Landsat Asset Resolution

Planetary Computer occasionally renames bands.
resolve_landsat_assets() checks the first item to confirm the correct RED, NIR, and QA keys (e.g., SR_B3, SR_B4, SR_B5, or QA_PIXEL).

Cloud Masking

  • Sentinel-2: masks SCL categories (cloud, cirrus, snow, water, shadow)
  • Landsat: uses _L8_BAD bitmask from QA_PIXEL

CRS Handling

The AOI is reprojected to an estimated UTM CRS.
If a CRS is missing from the output, it’s written from the AOI before export.

Performance and Memory

  • Dask lazily evaluates all computations
  • MAX_SCENES and DAY_GAP limit per-year data volume
  • Chunks are tuned for balance: {"time": 1, "y": 512, "x": 512}

Troubleshooting

Symptom Likely Cause Fix
“No scenes for year” AOI outside coverage or too strict filters Increase MAX_CLOUD, adjust WINDOW_*, verify AOI geometry
“Stack has 0 bands” Asset mismatch Check resolve_landsat_assets() and printed asset keys
COG write fails mid-run Memory limits during compression Reduce MAX_SCENES or shorten WINDOW_WEEKS
Colors appear wrong Missing scale/offset or nodata handling Confirm dataset scales and ensure zeros are masked
Misaligned pixels CRS mismatch Let the script assign CRS automatically (avoid manual reprojection)

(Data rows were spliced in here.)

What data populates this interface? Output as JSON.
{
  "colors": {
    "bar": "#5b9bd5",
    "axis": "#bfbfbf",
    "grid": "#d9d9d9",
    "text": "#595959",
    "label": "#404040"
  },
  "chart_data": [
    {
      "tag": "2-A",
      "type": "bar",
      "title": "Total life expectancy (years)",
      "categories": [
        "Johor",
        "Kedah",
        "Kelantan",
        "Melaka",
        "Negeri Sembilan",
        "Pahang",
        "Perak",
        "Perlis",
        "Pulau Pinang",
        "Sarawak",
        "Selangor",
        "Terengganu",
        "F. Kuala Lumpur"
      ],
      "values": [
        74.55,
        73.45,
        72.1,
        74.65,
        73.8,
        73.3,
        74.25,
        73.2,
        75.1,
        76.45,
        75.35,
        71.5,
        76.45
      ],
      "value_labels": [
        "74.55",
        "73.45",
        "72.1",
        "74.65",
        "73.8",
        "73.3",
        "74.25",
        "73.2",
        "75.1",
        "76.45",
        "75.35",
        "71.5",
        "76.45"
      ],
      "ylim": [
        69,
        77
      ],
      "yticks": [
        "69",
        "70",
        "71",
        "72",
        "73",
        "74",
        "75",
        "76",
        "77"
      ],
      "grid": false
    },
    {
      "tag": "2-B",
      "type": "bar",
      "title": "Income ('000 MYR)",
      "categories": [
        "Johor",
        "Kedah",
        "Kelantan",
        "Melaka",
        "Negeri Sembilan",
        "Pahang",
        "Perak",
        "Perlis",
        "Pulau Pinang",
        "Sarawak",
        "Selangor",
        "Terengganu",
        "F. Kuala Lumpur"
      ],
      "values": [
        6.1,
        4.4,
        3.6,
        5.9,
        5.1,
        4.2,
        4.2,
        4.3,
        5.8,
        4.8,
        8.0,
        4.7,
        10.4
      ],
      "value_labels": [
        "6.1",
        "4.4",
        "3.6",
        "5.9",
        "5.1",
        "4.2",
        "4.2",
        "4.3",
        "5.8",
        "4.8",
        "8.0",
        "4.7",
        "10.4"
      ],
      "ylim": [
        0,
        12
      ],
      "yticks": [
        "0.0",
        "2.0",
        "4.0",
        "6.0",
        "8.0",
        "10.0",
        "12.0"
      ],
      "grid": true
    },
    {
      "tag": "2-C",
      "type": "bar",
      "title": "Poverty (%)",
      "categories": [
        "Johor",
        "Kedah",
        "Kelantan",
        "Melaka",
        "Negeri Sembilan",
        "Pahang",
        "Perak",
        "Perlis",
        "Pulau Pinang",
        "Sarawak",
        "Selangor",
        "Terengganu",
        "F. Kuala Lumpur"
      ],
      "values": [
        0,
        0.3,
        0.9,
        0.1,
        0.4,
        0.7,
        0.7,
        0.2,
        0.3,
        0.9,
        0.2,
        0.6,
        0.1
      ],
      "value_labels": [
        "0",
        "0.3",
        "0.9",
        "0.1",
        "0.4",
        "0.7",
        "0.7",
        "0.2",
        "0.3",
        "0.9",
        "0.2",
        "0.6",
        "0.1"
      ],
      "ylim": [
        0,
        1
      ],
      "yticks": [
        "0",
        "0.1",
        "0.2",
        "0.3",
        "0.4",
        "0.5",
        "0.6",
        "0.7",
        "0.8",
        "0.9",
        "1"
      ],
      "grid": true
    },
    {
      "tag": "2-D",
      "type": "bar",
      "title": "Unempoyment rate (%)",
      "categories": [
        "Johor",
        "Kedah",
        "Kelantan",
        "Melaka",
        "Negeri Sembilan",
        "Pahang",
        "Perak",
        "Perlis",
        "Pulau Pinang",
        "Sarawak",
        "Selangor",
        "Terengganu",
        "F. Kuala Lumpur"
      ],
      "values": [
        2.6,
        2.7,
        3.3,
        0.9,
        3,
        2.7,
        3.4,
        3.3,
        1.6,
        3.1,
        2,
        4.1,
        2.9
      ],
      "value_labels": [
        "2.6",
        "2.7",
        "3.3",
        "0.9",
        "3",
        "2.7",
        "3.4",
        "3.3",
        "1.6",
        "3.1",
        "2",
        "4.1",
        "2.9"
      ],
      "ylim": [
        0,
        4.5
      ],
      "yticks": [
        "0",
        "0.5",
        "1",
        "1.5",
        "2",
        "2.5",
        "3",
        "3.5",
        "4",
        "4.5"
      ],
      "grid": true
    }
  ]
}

How the Composite Is Formed

  • Per scene: invalid pixels masked, reflectance scaled, NDVI computed
  • Per year: NDVI reduced with .max(dim="time", skipna=True)
  • Output: float32 COG with CRS and transform set from NIR band

Alternative reducers:

# Median
ndvi_med = ndvi_t.median(dim="time", skipna=True)

# 95th percentile
ndvi_med = ndvi_t.quantile(0.95, dim="time", skipna=True)


Next Steps

Once the composites are generated, open the viewer:

streamlit run src/streamlit.py

This allows interactive exploration, year comparison, and ΔNDVI visualization.